Validity evidence. The validation procedures used in the studies must be consistent
with accepted standards.
Job similarity. A job analysis should be performed to verify that your job and the
original job are substantially similar in terms of ability requirements and work
behavior.
Fairness evidence. Reports of test fairness from outside studies must be
considered for each protected group that is part of your labor market. Where this
information is not available for an otherwise qualified test, an internal study of test
fairness should be conducted, if feasible.
Other significant variables. These include the type of performance measures and
standards used, the essential work activities performed, the similarity of your target
group to the reference samples, as well as all other situational factors that might
affect the applicability of the outside test for your use.
To ensure that the outside test you purchase or obtain meets professional and legal
standards, you should consult with testing professionals. See Chapter 5 for information on
locating consultants.
In evaluating validity information, it is important to determine whether the test can be used
in the specific way you intended, and whether your target group is similar to the test
reference group.
Available validation evidence supporting use of the test for specific purposes. The
manual should include a thorough description of the procedures used in the
validation studies and the results of those studies.
The possible valid uses of the test. The purposes for which the test can legitimately
be used should be described, as well as the performance criteria that can validly be
predicted.
The sample group(s) on which the test was developed. For example, was the test
developed on a sample of high school graduates, managers, or clerical workers?
What was the racial, ethnic, age, and gender mix of the sample?
The group(s) for which the test may be used.

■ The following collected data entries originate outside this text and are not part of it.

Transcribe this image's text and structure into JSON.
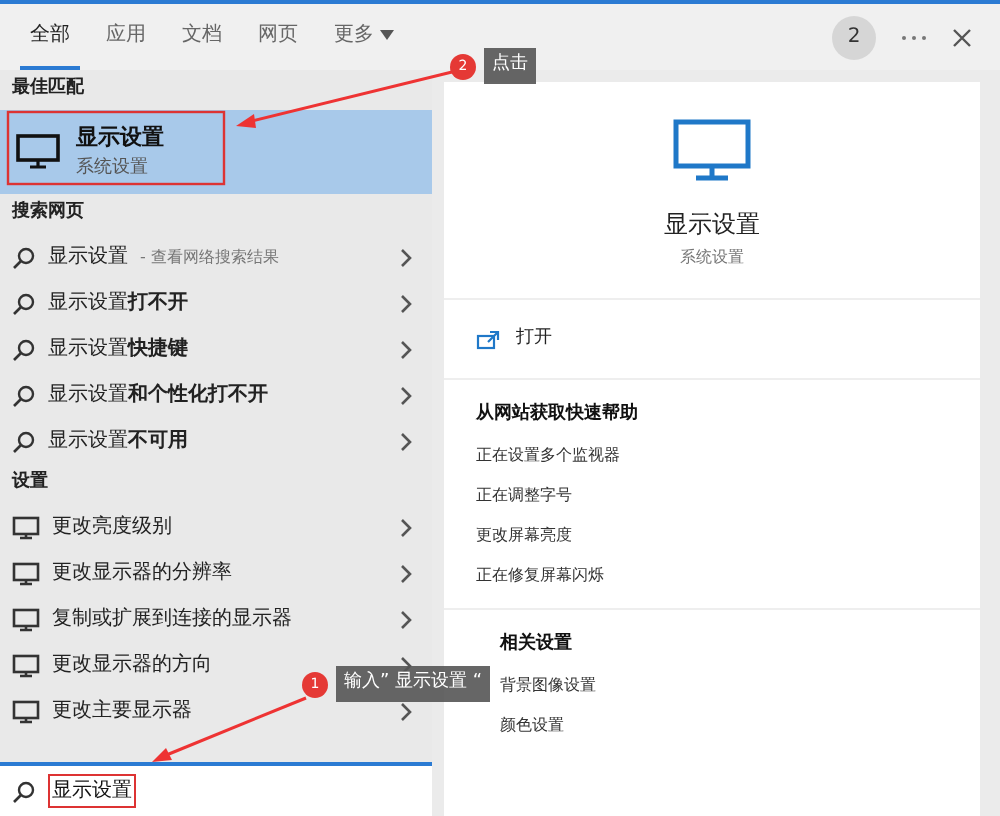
{
  "tabs": [
    {
      "label": "全部",
      "selected": true,
      "kind": "tab"
    },
    {
      "label": "应用",
      "selected": false,
      "kind": "tab"
    },
    {
      "label": "文档",
      "selected": false,
      "kind": "tab"
    },
    {
      "label": "网页",
      "selected": false,
      "kind": "tab"
    },
    {
      "label": "更多",
      "selected": false,
      "kind": "dropdown"
    }
  ],
  "header": {
    "badge": "2"
  },
  "best_match": {
    "section": "最佳匹配",
    "title": "显示设置",
    "subtitle": "系统设置",
    "selected": true
  },
  "web_section": {
    "title": "搜索网页",
    "items": [
      {
        "text": "显示设置",
        "hint": "- 查看网络搜索结果"
      },
      {
        "text": "显示设置**打不开**"
      },
      {
        "text": "显示设置**快捷键**"
      },
      {
        "text": "显示设置**和个性化打不开**"
      },
      {
        "text": "显示设置**不可用**"
      }
    ]
  },
  "settings_section": {
    "title": "设置",
    "items": [
      {
        "text": "更改亮度级别"
      },
      {
        "text": "更改显示器的分辨率"
      },
      {
        "text": "复制或扩展到连接的显示器"
      },
      {
        "text": "更改显示器的方向"
      },
      {
        "text": "更改主要显示器"
      }
    ]
  },
  "search": {
    "value": "显示设置"
  },
  "preview": {
    "title": "显示设置",
    "subtitle": "系统设置",
    "action": "打开",
    "help": {
      "title": "从网站获取快速帮助",
      "items": [
        "正在设置多个监视器",
        "正在调整字号",
        "更改屏幕亮度",
        "正在修复屏幕闪烁"
      ]
    },
    "related": {
      "title": "相关设置",
      "items": [
        "背景图像设置",
        "颜色设置"
      ]
    }
  },
  "annotations": [
    {
      "number": "2",
      "text": "点击"
    },
    {
      "number": "1",
      "text": "输入” 显示设置 “"
    }
  ]
}
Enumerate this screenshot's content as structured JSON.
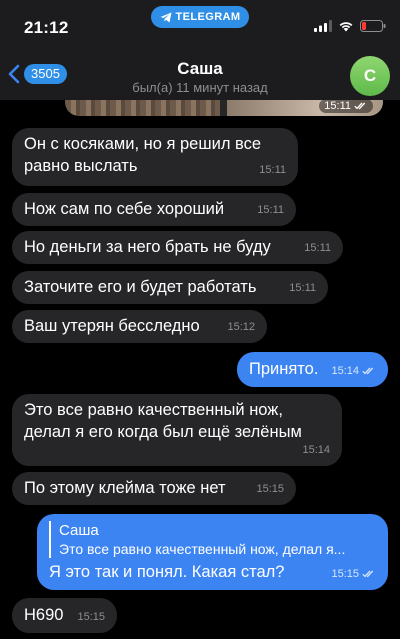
{
  "status_bar": {
    "time": "21:12",
    "app_pill": "TELEGRAM",
    "icons": [
      "signal-icon",
      "wifi-icon",
      "battery-icon"
    ],
    "battery_color": "#ff3b30"
  },
  "header": {
    "back_count": "3505",
    "title": "Саша",
    "subtitle": "был(а) 11 минут назад",
    "avatar_letter": "С"
  },
  "colors": {
    "accent": "#3d84f3",
    "incoming_bubble": "#262628",
    "background": "#000000"
  },
  "photo_message": {
    "time": "15:11",
    "read": true
  },
  "messages": [
    {
      "direction": "in",
      "lines": [
        "Он с косяками, но я решил все",
        "равно выслать"
      ],
      "time": "15:11"
    },
    {
      "direction": "in",
      "lines": [
        "Нож сам по себе хороший"
      ],
      "time": "15:11"
    },
    {
      "direction": "in",
      "lines": [
        "Но деньги за него брать не буду"
      ],
      "time": "15:11"
    },
    {
      "direction": "in",
      "lines": [
        "Заточите его и будет работать"
      ],
      "time": "15:11"
    },
    {
      "direction": "in",
      "lines": [
        "Ваш утерян бесследно"
      ],
      "time": "15:12"
    },
    {
      "direction": "out",
      "lines": [
        "Принято."
      ],
      "time": "15:14",
      "read": true
    },
    {
      "direction": "in",
      "lines": [
        "Это все равно качественный нож,",
        "делал я его когда был ещё зелёным"
      ],
      "time": "15:14"
    },
    {
      "direction": "in",
      "lines": [
        "По этому клейма тоже нет"
      ],
      "time": "15:15"
    },
    {
      "direction": "out",
      "reply_to": {
        "name": "Саша",
        "text": "Это все равно качественный нож, делал я..."
      },
      "lines": [
        "Я это так и понял. Какая стал?"
      ],
      "time": "15:15",
      "read": true
    },
    {
      "direction": "in",
      "lines": [
        "Н690"
      ],
      "time": "15:15"
    }
  ]
}
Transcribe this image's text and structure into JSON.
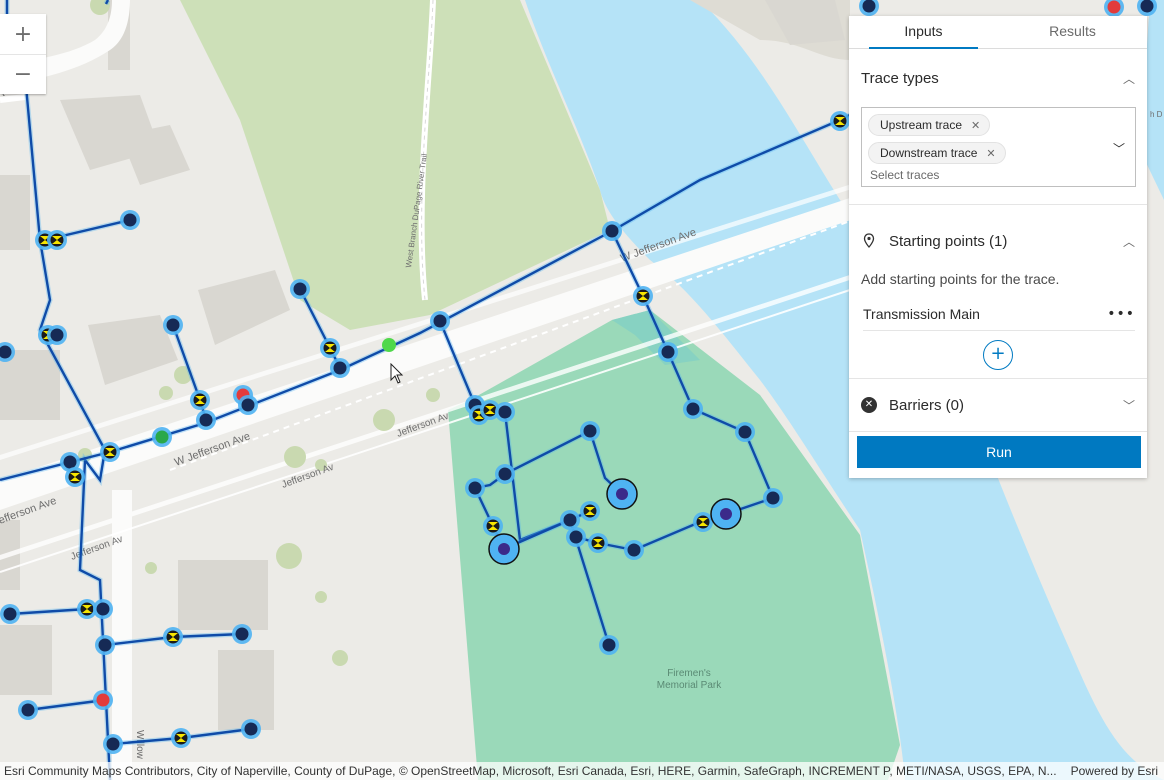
{
  "map": {
    "streets": {
      "w_jefferson_ave_west": "W Jefferson Ave",
      "w_jefferson_ave_east": "W Jefferson Ave",
      "jefferson_ave_1": "Jefferson Av",
      "jefferson_ave_2": "Jefferson Av",
      "jefferson_ave_3": "Jefferson Av",
      "jefferson_ave_edge": "efferson Ave",
      "river_trail": "West Branch DuPage River Trail",
      "willow": "Willow",
      "fragment_ct": "t",
      "fragment_d": "h D"
    },
    "park_name_line1": "Firemen's",
    "park_name_line2": "Memorial Park",
    "colors": {
      "water": "#b5e3f7",
      "park": "#96d8b6",
      "pipe": "#0f4ba8",
      "selection": "#4fb3f2",
      "starting_point": "#4fd84a"
    }
  },
  "zoom": {
    "in_label": "+",
    "out_label": "−"
  },
  "panel": {
    "tabs": [
      {
        "label": "Inputs",
        "active": true
      },
      {
        "label": "Results",
        "active": false
      }
    ],
    "trace_types": {
      "title": "Trace types",
      "chips": [
        {
          "label": "Upstream trace"
        },
        {
          "label": "Downstream trace"
        }
      ],
      "placeholder": "Select traces"
    },
    "starting_points": {
      "title": "Starting points (1)",
      "description": "Add starting points for the trace.",
      "items": [
        {
          "label": "Transmission Main"
        }
      ],
      "add_label": "+"
    },
    "barriers": {
      "title": "Barriers (0)"
    },
    "run_label": "Run"
  },
  "attribution": {
    "text": "Esri Community Maps Contributors, City of Naperville, County of DuPage, © OpenStreetMap, Microsoft, Esri Canada, Esri, HERE, Garmin, SafeGraph, INCREMENT P, METI/NASA, USGS, EPA, N...",
    "powered_by": "Powered by Esri"
  }
}
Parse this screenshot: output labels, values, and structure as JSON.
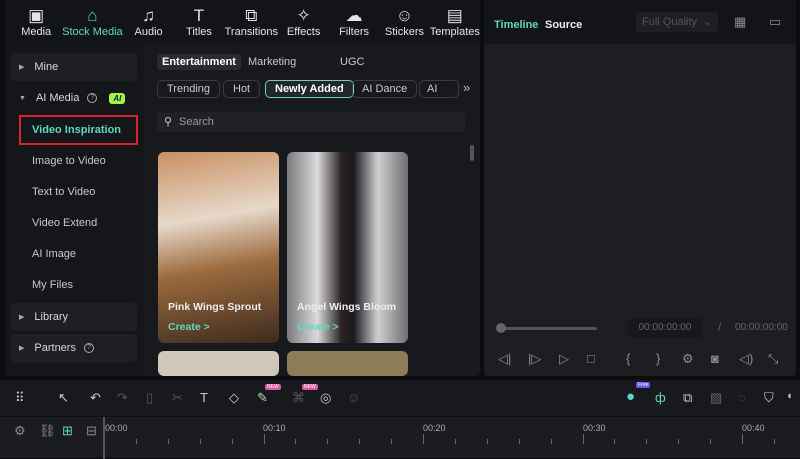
{
  "nav": [
    {
      "label": "Media",
      "icon": "media-icon"
    },
    {
      "label": "Stock Media",
      "icon": "stock-media-icon"
    },
    {
      "label": "Audio",
      "icon": "audio-icon"
    },
    {
      "label": "Titles",
      "icon": "titles-icon"
    },
    {
      "label": "Transitions",
      "icon": "transitions-icon"
    },
    {
      "label": "Effects",
      "icon": "effects-icon"
    },
    {
      "label": "Filters",
      "icon": "filters-icon"
    },
    {
      "label": "Stickers",
      "icon": "stickers-icon"
    },
    {
      "label": "Templates",
      "icon": "templates-icon"
    }
  ],
  "sidebar": {
    "mine": "Mine",
    "ai_media": "AI Media",
    "ai_badge": "AI",
    "items": [
      "Video Inspiration",
      "Image to Video",
      "Text to Video",
      "Video Extend",
      "AI Image",
      "My Files"
    ],
    "library": "Library",
    "partners": "Partners"
  },
  "content": {
    "tabs": [
      "Entertainment",
      "Marketing",
      "UGC"
    ],
    "chips": [
      "Trending",
      "Hot",
      "Newly Added",
      "AI Dance",
      "AI Kis"
    ],
    "more": "»",
    "search_placeholder": "Search",
    "cards": [
      {
        "title": "Pink Wings Sprout",
        "action": "Create >"
      },
      {
        "title": "Angel Wings Bloom",
        "action": "Create >"
      }
    ]
  },
  "preview": {
    "tabs": [
      "Timeline",
      "Source"
    ],
    "quality": "Full Quality",
    "current_time": "00:00:00:00",
    "separator": "/",
    "total_time": "00:00:00:00",
    "progress": 0
  },
  "timeline": {
    "badges": [
      "NEW",
      "NEW",
      "Free"
    ],
    "labels": [
      "00:00",
      "00:10",
      "00:20",
      "00:30",
      "00:40"
    ]
  },
  "colors": {
    "accent": "#5ed8c2",
    "highlight": "#d4252b"
  }
}
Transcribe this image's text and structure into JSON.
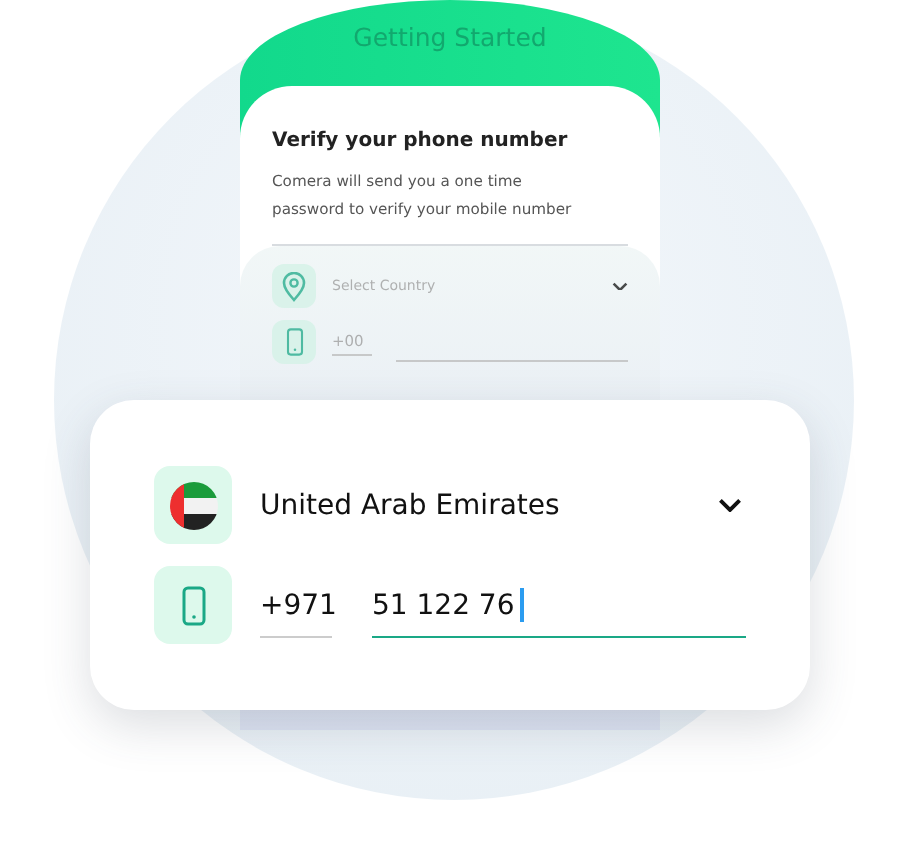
{
  "header": {
    "title": "Getting Started"
  },
  "verify": {
    "title": "Verify your phone number",
    "description": "Comera will send you a one time password to verify your mobile number",
    "country_field": {
      "placeholder": "Select Country"
    },
    "code_field": {
      "placeholder": "+00"
    }
  },
  "form": {
    "country": {
      "value": "United Arab Emirates"
    },
    "code": {
      "value": "+971"
    },
    "number": {
      "value": "51 122 76",
      "focused": true
    }
  }
}
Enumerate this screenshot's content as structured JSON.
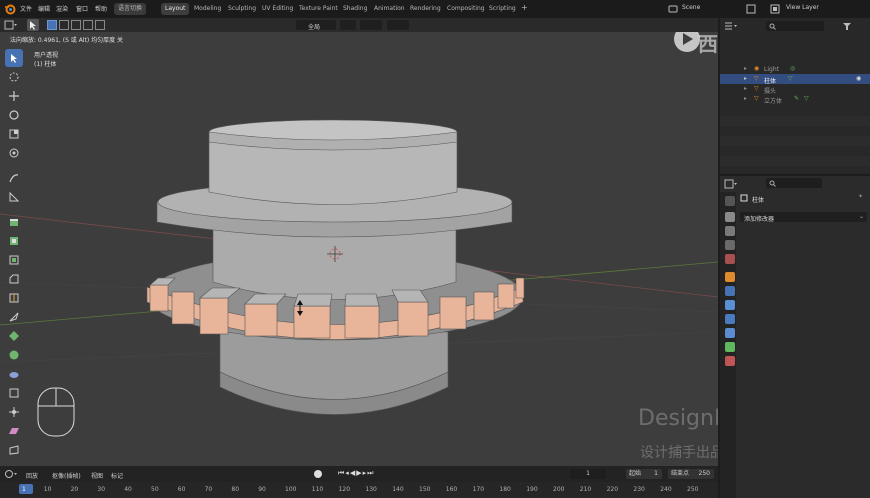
{
  "topbar": {
    "menu": [
      "文件",
      "编辑",
      "渲染",
      "窗口",
      "帮助"
    ],
    "lang_switch": "语言切换",
    "workspaces": [
      "Layout",
      "Modeling",
      "Sculpting",
      "UV Editing",
      "Texture Paint",
      "Shading",
      "Animation",
      "Rendering",
      "Compositing",
      "Scripting"
    ],
    "active_workspace": "Layout",
    "scene": "Scene",
    "view_layer": "View Layer"
  },
  "header": {
    "transform_orientation": "全局"
  },
  "viewport": {
    "status_text": "法向缩放: 0.4961, (S 或 Alt) 均匀厚度 关",
    "view_name": "用户透视",
    "object_name": "(1) 柱体"
  },
  "watermark": {
    "brand": "西瓜视频",
    "title": "DesignHunting",
    "subtitle": "设计捕手出品-基础部分"
  },
  "outliner": {
    "items": [
      {
        "label": "Light",
        "selected": false
      },
      {
        "label": "柱体",
        "selected": true
      },
      {
        "label": "摄头",
        "selected": false
      },
      {
        "label": "立方体",
        "selected": false
      }
    ]
  },
  "properties": {
    "object_name": "柱体",
    "add_modifier": "添加修改器"
  },
  "timeline": {
    "menu": [
      "回放",
      "抠像(插帧)",
      "视图",
      "标记"
    ],
    "current_frame": "1",
    "start_label": "起始",
    "start_value": "1",
    "end_label": "结束点",
    "end_value": "250",
    "ruler": [
      "1",
      "10",
      "20",
      "30",
      "40",
      "50",
      "60",
      "70",
      "80",
      "90",
      "100",
      "110",
      "120",
      "130",
      "140",
      "150",
      "160",
      "170",
      "180",
      "190",
      "200",
      "210",
      "220",
      "230",
      "240",
      "250"
    ]
  },
  "colors": {
    "accent": "#4772b3",
    "selection_orange": "#ff9a2e",
    "viewport_bg": "#3d3d3d"
  }
}
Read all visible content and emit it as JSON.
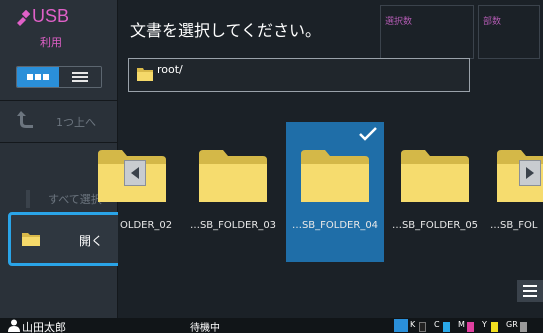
{
  "sidebar": {
    "title": "USB",
    "subtitle": "利用",
    "up_label": "1つ上へ",
    "select_all_label": "すべて選択",
    "open_label": "開く"
  },
  "main": {
    "title": "文書を選択してください。",
    "selected_count_label": "選択数",
    "pages_label": "部数",
    "path": "root/"
  },
  "folders": [
    {
      "label": "OLDER_02",
      "selected": false
    },
    {
      "label": "…SB_FOLDER_03",
      "selected": false
    },
    {
      "label": "…SB_FOLDER_04",
      "selected": true
    },
    {
      "label": "…SB_FOLDER_05",
      "selected": false
    },
    {
      "label": "…SB_FOL",
      "selected": false
    }
  ],
  "statusbar": {
    "user": "山田太郎",
    "status": "待機中",
    "inks": [
      {
        "letter": "K",
        "color": "#222222"
      },
      {
        "letter": "C",
        "color": "#2aa8e8"
      },
      {
        "letter": "M",
        "color": "#e040a0"
      },
      {
        "letter": "Y",
        "color": "#f2e020"
      },
      {
        "letter": "GR",
        "color": "#9a9a9a"
      }
    ]
  },
  "colors": {
    "accent": "#2a8fd9",
    "usb_magenta": "#e060c8",
    "folder_yellow": "#f5d96a",
    "selection_blue": "#1f6ea8"
  }
}
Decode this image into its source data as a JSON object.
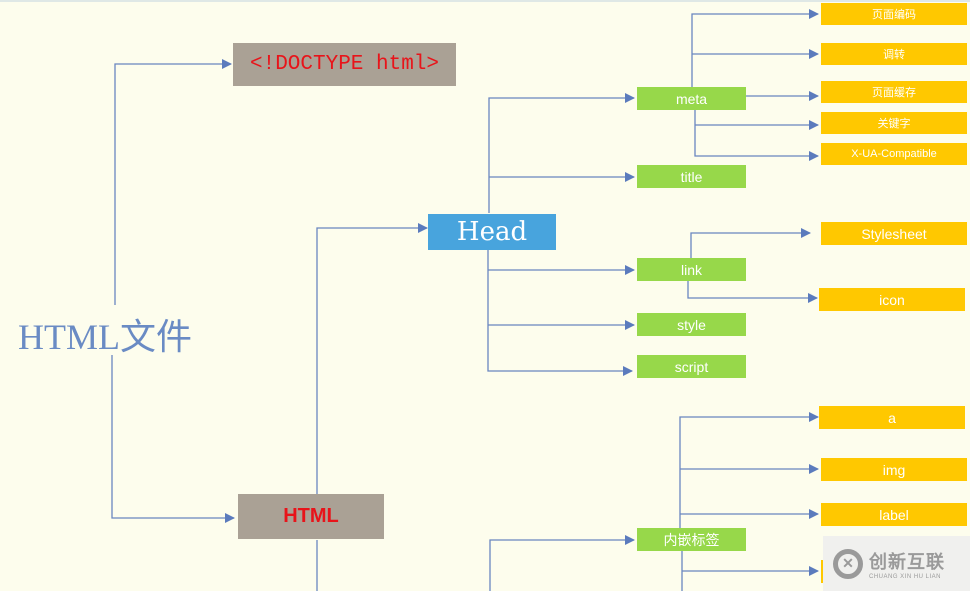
{
  "diagram": {
    "root": "HTML文件",
    "doctype": "<!DOCTYPE html>",
    "html": "HTML",
    "head": "Head",
    "head_children": {
      "meta": "meta",
      "title": "title",
      "link": "link",
      "style": "style",
      "script": "script"
    },
    "meta_children": [
      "页面编码",
      "调转",
      "页面缓存",
      "关键字",
      "X-UA-Compatible"
    ],
    "link_children": [
      "Stylesheet",
      "icon"
    ],
    "inline_tags": "内嵌标签",
    "inline_children": [
      "a",
      "img",
      "label",
      ""
    ]
  },
  "colors": {
    "background": "#fdfded",
    "connector": "#6a86c0",
    "gray_box": "#aaa195",
    "head_box": "#48a4dd",
    "green_box": "#97d84a",
    "yellow_box": "#ffc800",
    "red_text": "#e8141a"
  },
  "watermark": {
    "cn": "创新互联",
    "en": "CHUANG XIN HU LIAN"
  }
}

Here are three scenarios illustrating why you should consider these factors, individually and
in combination with one another, when evaluating validity coefficients:
Scenario One
You are in the process of hiring applicants where you have a high selection ratio and are
filling positions that do not require a great deal of skill. In this situation, you might be
willing to accept a selection tool that has validity considered "likely to be useful" or even
"depends on circumstances" because you need to fill the positions, you do not have many
applicants to choose from, and the level of skill required is not that high.
Scenario Two
You are recruiting for jobs that require a high level of accuracy, and a mistake made by a
worker could be dangerous and costly. With these additional factors, a slightly lower validity
coefficient would probably not be acceptable to you because hiring an unqualified worker
would be too much of a risk. In this case you would probably want to use a selection tool
that reported validities considered to be "very beneficial" because a hiring error would be
too costly to your company.
Here is another scenario that shows why you need to consider multiple factors when
evaluating the validity of assessment tools.
Scenario Three
A company you are working for is considering using a very costly selection system that
results in fairly high levels of adverse impact. You decide to implement the selection tool
because the assessment tools you found with lower adverse impact had substantially lower
validity, were just as costly, and making mistakes in hiring decisions would be too much of a
risk for your company. Your company decided to implement the assessment given the
difficulty in hiring for the particular positions, the "very beneficial" validity of the assessment
and your failed attempts to find alternative instruments with less adverse impact. However,
your company will continue efforts to find ways of reducing the adverse impact of the
system.
When properly applied, the use of valid and reliable assessment instruments will help you
make better decisions. Additionally, by using a variety of assessment tools as part of an
assessment program, you can more fully assess the skills and capabilities of people, while
reducing the effects of errors associated with any one tool on your decision making.